Probabilistic generative modelling is an inference framework in which all the elements of the modelling required to generate the observed data are represented probabilistically, and parameters of that model are inferred from the observed data. One key distinction between this and conventional model fitting is that a probabilistic model of the observed data (the data model) is included within the modelling rather than fitting the data with errors to a model. This methodology has a number of important advantages over conventional techniques. A primary advantage is that the uncertainties in the parameters from all aspects of the modelling, and the correlations between these, can be properly tracked. It is also a readily adaptable framework, allowing for incremental inclusion of more complexities into the model. However, it also has challenges, notably in the shear computational scale of inferring vast numbers of parameters (in this context multiplexed by the number of galaxies) on large data sets.

By necessity, HELP has had to develop new ways of analysing multi-wavelength data. The Herschel beam is broad (18 arcseconds at 250 microns) and thus severely blended so many galaxies may contribute to a single detected source (e.g. Scudder et al. 2016). However, the Herschel instruments are sufficiently sensitive and well behaved that the fluctuations within the maps provide information to constrain star formation at faint levels.

XID+

Our philosophy with XID+ is to build a generative model of the confusion dominated maps. The basic model describes the maps with parameters for the flux.

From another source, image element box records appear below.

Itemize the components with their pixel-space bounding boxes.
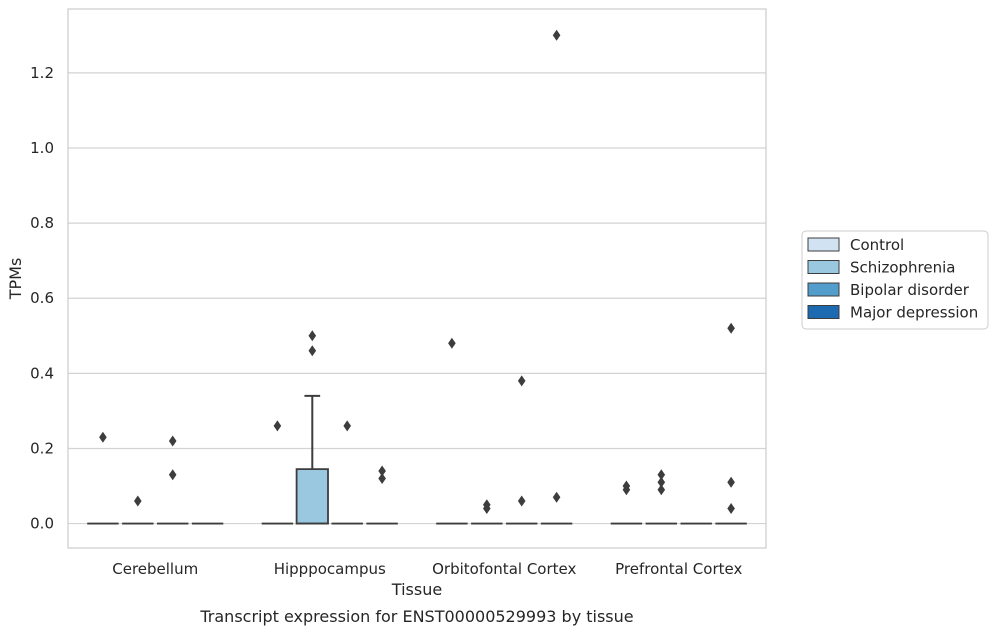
x-tick-label: Hipppocampus xyxy=(274,560,386,578)
y-tick-label: 0.8 xyxy=(30,214,54,232)
y-tick-label: 0.6 xyxy=(30,289,54,307)
x-tick-label: Cerebellum xyxy=(112,560,198,578)
outlier-point xyxy=(552,491,561,503)
legend-frame xyxy=(801,230,989,330)
y-axis-label: TPMs xyxy=(6,258,25,301)
outlier-point xyxy=(657,476,666,488)
outlier-point xyxy=(168,469,177,481)
outlier-point xyxy=(517,495,526,507)
outlier-point xyxy=(378,473,386,485)
y-tick-label: 0.4 xyxy=(30,364,54,382)
y-tick-label: 0.2 xyxy=(30,439,54,457)
legend-label: Schizophrenia xyxy=(850,259,955,277)
legend-swatch xyxy=(807,237,840,252)
outlier-point xyxy=(168,435,177,447)
legend-swatch xyxy=(807,282,840,297)
outlier-point xyxy=(517,375,526,387)
y-tick-label: 1.2 xyxy=(30,64,54,82)
legend-label: Bipolar disorder xyxy=(850,281,970,299)
outlier-point xyxy=(308,345,317,357)
outlier-point xyxy=(343,420,351,432)
outlier-point xyxy=(727,322,735,334)
x-tick-label: Orbitofontal Cortex xyxy=(432,560,576,578)
outlier-point xyxy=(552,29,561,41)
outlier-point xyxy=(99,431,107,443)
y-tick-label: 0.0 xyxy=(30,515,54,533)
legend-swatch xyxy=(807,260,840,274)
y-tick-labels: 0.0 0.2 0.4 0.6 0.8 1.0 1.2 xyxy=(30,64,54,533)
legend-label: Major depression xyxy=(850,304,978,322)
plot-frame xyxy=(67,8,767,549)
x-tick-labels: Cerebellum Hipppocampus Orbitofontal Corte… xyxy=(112,560,742,578)
outlier-point xyxy=(622,484,631,496)
outlier-point xyxy=(308,330,317,342)
legend-label: Control xyxy=(850,236,904,254)
box-plots xyxy=(87,29,747,525)
outlier-point xyxy=(657,484,666,496)
x-tick-label: Prefrontal Cortex xyxy=(615,560,742,578)
outlier-point xyxy=(273,420,282,432)
box xyxy=(295,468,329,525)
outlier-point xyxy=(378,465,386,477)
outlier-point xyxy=(448,337,456,349)
outlier-point xyxy=(657,469,666,481)
outlier-point xyxy=(727,476,735,488)
chart-caption: Transcript expression for ENST0000052999… xyxy=(199,607,633,626)
x-axis-label: Tissue xyxy=(391,580,442,599)
outlier-point xyxy=(483,503,491,515)
legend-swatch xyxy=(807,305,840,319)
outlier-point xyxy=(134,495,142,507)
outlier-point xyxy=(727,503,735,515)
y-tick-label: 1.0 xyxy=(30,139,54,157)
legend: Control Schizophrenia Bipolar disorder Majo… xyxy=(801,230,989,330)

However, it has been built to be extended so that more intricate models can be bolted on top of this basic model, hence the +. For example, we could add an extension to the model so that the fluxes are constrained by certain types of spectral energy distributions, giving us XID+SEDs.

XID+ is built using both Python and Stan.

Python

The general interface with XID+ is through Python. It is here we provide the maps, point spread functions, catalogues and any other additional prior information. We also use PyStan, the Python interface to Stan. This passes our prior data to Stan and carry out the fitting. We have written other useful functions including cutting downdata to specfic regions, through to plotting functions for visualising the output.

Stan

Our probabilistic generative models are built using Stan, the probabilistic programming language. At its core, Stan has an advanced Hamiltonian Monte Carlo inference engine. This allows us to carry out inference on models with thousands of parameters and is well behaved so we can diagnose when there are problems.

We provide Stan models for carrying out XID+ on SPIRE, PACS and MIPS maps. These models can be extended for specific science cases, however it is up to the user to determine whether the Stan model is capable of being inferred. This can be done using the Bayesian robust workflows described by Stan developers.